Dans ce rêve, il vit la statuette de cire modelée à son image tomber de sa table de chevet et se fracasser en deux moitiés assez semblables bien que différentes qui se mirent à déambuler indépendamment sans toutefois jamais trop s’éloigner l’une de l’autre. Chaque fois qu’elles se touchaient, elles se multipliaient comme par enchantement, si bien que des millions de petites statuettes de cire occupèrent bientôt une Terre qui prit très vite des allures de Musée Grévin. Comme elles avaient été pétries à l’image de Dieu, les statuettes de cire commencèrent à s’approprier tous les gestes qu’il avait posés durant la semaine dont elles avaient été l’aboutissement.

Elles réinventèrent donc le jour et la nuit. Que la lumière soit ? Clic, une simple pression sur un bouton faisait jaillir la lumière. Elles prirent aussi possession des mers et des continents, tondirent les prairies sauvages pour en faire du gazon, coupèrent les arbres, barrèrent les rivières et creusèrent des canaux de navigation. N’ayant pu décrocher la lune, elles y catapultèrent quelques volontaires afin d’y planter un drapeau et d’autres partirent explorer les étoiles. Quant aux créatures du jeudi et du vendredi, les milliards de poissons, d’oiseaux, d’insectes et de mammifères, les trouvant trop encombrantes, les statuettes de cire inventèrent un jeu qui consistait à en tuer le plus possible en une journée. Le soir venu, on comptait les cadavres, on remettait des médailles et tout le monde applaudissait. Certains grands tueurs annoncèrent même la mort de Dieu.

Son rêve ayant viré au cauchemar, Dieu transpirait profusément, mais sa fièvre monta d’un cran lorsqu’il vit les statuettes de cire entreprendre la tâche un tantinet narcissique par laquelle il avait achevé sa création : elles s’étaient mises à façonner elles aussi des créatures à leur image et les robots se multipliaient à une telle allure sur la Terre que les statuettes de cire, d’abord fières de leur création, mais désœuvrées et en proie à la déprime mouraient rapidement d’ennui.

Le rêve, on le sait, rejoint parfois la réalité. Deux phénomènes se produisirent alors simultanément : le premier était que les robots commencèrent à dominer la Terre et le second que, son cauchemar étant à son paroxysme, la poussée de fièvre de Dieu fut si intense que la statuette de cire qu’il avait placée sur sa table de nuit se mit à fondre.

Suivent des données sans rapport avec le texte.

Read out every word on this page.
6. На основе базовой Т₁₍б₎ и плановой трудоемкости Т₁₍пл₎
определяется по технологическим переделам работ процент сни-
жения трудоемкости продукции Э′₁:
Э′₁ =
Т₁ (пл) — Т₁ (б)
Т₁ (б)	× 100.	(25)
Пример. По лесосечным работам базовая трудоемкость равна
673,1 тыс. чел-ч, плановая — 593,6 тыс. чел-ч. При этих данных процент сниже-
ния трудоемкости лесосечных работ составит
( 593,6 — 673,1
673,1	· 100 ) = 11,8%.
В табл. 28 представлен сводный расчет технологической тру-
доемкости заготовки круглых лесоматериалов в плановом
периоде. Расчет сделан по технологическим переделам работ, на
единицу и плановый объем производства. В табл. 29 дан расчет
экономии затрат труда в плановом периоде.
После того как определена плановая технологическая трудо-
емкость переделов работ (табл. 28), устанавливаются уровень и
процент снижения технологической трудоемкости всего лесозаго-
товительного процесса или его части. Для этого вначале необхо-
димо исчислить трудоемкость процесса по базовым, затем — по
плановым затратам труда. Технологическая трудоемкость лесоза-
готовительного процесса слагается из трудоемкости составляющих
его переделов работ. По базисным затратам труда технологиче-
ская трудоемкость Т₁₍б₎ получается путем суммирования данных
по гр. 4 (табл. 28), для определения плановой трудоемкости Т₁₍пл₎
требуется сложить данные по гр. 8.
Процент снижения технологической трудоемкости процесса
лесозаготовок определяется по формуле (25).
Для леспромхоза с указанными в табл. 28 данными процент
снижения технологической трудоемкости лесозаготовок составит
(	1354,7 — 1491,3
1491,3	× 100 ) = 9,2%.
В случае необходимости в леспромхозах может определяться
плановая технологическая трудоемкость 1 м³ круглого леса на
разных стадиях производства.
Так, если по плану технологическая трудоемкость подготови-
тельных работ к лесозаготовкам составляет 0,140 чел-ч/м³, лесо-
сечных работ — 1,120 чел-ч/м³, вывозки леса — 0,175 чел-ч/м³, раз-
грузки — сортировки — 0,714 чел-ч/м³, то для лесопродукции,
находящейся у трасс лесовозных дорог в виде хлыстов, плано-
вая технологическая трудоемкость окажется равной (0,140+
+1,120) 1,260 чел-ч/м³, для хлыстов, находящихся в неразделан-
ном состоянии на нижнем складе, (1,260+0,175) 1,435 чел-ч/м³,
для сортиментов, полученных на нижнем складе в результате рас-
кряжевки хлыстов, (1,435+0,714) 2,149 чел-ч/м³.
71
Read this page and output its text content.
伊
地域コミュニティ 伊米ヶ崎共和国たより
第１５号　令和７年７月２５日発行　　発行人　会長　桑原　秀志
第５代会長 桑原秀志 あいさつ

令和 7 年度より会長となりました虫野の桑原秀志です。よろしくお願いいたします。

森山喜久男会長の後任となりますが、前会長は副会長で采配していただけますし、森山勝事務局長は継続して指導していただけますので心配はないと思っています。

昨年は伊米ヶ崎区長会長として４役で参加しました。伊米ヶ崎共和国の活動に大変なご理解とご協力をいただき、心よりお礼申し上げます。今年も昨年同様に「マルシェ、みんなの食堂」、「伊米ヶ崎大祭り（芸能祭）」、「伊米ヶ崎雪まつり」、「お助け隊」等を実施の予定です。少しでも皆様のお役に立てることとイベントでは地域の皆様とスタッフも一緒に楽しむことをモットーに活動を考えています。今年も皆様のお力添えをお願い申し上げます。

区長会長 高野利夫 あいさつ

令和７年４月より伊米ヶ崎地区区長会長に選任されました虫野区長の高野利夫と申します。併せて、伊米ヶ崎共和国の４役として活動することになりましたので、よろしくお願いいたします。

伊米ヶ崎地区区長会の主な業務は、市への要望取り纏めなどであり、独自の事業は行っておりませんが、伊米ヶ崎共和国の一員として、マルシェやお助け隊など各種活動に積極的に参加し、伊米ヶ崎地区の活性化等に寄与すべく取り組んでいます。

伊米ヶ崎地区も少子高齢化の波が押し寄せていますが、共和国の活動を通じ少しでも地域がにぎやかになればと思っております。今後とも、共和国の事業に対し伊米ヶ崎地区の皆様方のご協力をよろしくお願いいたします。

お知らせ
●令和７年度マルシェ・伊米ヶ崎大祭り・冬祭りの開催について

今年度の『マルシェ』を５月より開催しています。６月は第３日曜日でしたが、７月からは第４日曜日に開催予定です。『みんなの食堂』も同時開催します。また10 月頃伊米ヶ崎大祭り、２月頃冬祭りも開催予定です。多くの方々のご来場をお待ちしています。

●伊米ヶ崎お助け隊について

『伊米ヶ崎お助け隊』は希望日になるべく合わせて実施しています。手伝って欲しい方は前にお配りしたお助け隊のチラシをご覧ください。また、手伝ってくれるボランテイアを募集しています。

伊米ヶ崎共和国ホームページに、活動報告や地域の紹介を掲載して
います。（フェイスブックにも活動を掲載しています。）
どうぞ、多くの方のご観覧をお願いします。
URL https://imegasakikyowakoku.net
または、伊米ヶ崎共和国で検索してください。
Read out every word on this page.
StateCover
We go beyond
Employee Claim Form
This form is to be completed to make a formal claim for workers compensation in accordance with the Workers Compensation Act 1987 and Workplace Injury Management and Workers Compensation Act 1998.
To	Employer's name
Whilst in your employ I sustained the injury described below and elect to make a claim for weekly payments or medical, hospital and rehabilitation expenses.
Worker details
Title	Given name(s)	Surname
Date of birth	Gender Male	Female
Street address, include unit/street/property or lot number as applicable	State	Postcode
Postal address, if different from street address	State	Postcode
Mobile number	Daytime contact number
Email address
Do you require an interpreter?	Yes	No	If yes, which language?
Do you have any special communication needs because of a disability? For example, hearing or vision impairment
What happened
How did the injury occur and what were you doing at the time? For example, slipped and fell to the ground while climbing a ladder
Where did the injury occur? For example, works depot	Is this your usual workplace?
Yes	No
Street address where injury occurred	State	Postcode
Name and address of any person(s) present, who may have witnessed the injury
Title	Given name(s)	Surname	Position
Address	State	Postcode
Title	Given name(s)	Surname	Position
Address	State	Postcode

Se réveillant en sursaut, Dieu aperçut sous la pâle lueur qui tombait des étoiles la cire dégoulinante et éclata en sanglots, ce qui eut pour effet de faire monter le niveau des océans. Se ressaisissant, il réfléchissait à la manière dont il pétrirait de nouveau la cire lorsqu’une Page d’écriture[1] lui revint en mémoire qu’il se mit à réciter presque machinalement :

Deux et deux quatre

quatre et quatre huit

huit et huit font seize…

Répétez ! dit le maître

Deux et deux quatre

quatre et quatre huit

huit et huit font seize.

Mais voilà l’oiseau-lyre

qui passe dans le ciel

l’enfant le voit

l’enfant l’entend

l’enfant l’appelle :

Sauve-moi

joue avec moi

oiseau !

Alors l’oiseau descend

et joue avec l’enfant

Deux et deux quatre…

Répétez ! dit le maître

et l’enfant joue

l’oiseau joue avec lui…

Quatre et quatre huit

huit et huit font seize

et seize et seize qu’est-ce qu’ils font ?

Ils ne font rien seize et seize

et surtout pas trente-deux

de toute façon

et ils s’en vont.

Et l’enfant a caché l’oiseau

dans son pupitre

et tous les enfants

entendent sa chanson

et tous les enfants

entendent la musique

et huit et huit à leur tour s’en vont

et quatre et quatre et deux et deux

à leur tour fichent le camp

et un et un ne font ni une ni deux

un à un s’en vont également.

Et l’oiseau-lyre joue

et l’enfant chante

et le professeur crie :

Quand vous aurez fini de faire le pitre !

Mais tous les autres enfants

écoutent la musique

et les murs de la classe

s’écroulent tranquillement.

Et les vitres redeviennent sable

l’encre redevient eau

les pupitres redeviennent arbres

la craie redevient falaise

le porte-plume redevient oiseau.

 

À peine avait-il prononcé les derniers mots du poème que, comme par enchantement, la cire redevint Homme[2].

 

Daniel Laguitton

[1] Page d’écriture est un poème de Jacques Prévert paru dans le recueil Paroles en 1946.

[2] « Homme » désigne ici la statuette de cire avant qu’elle ne se casse en deux.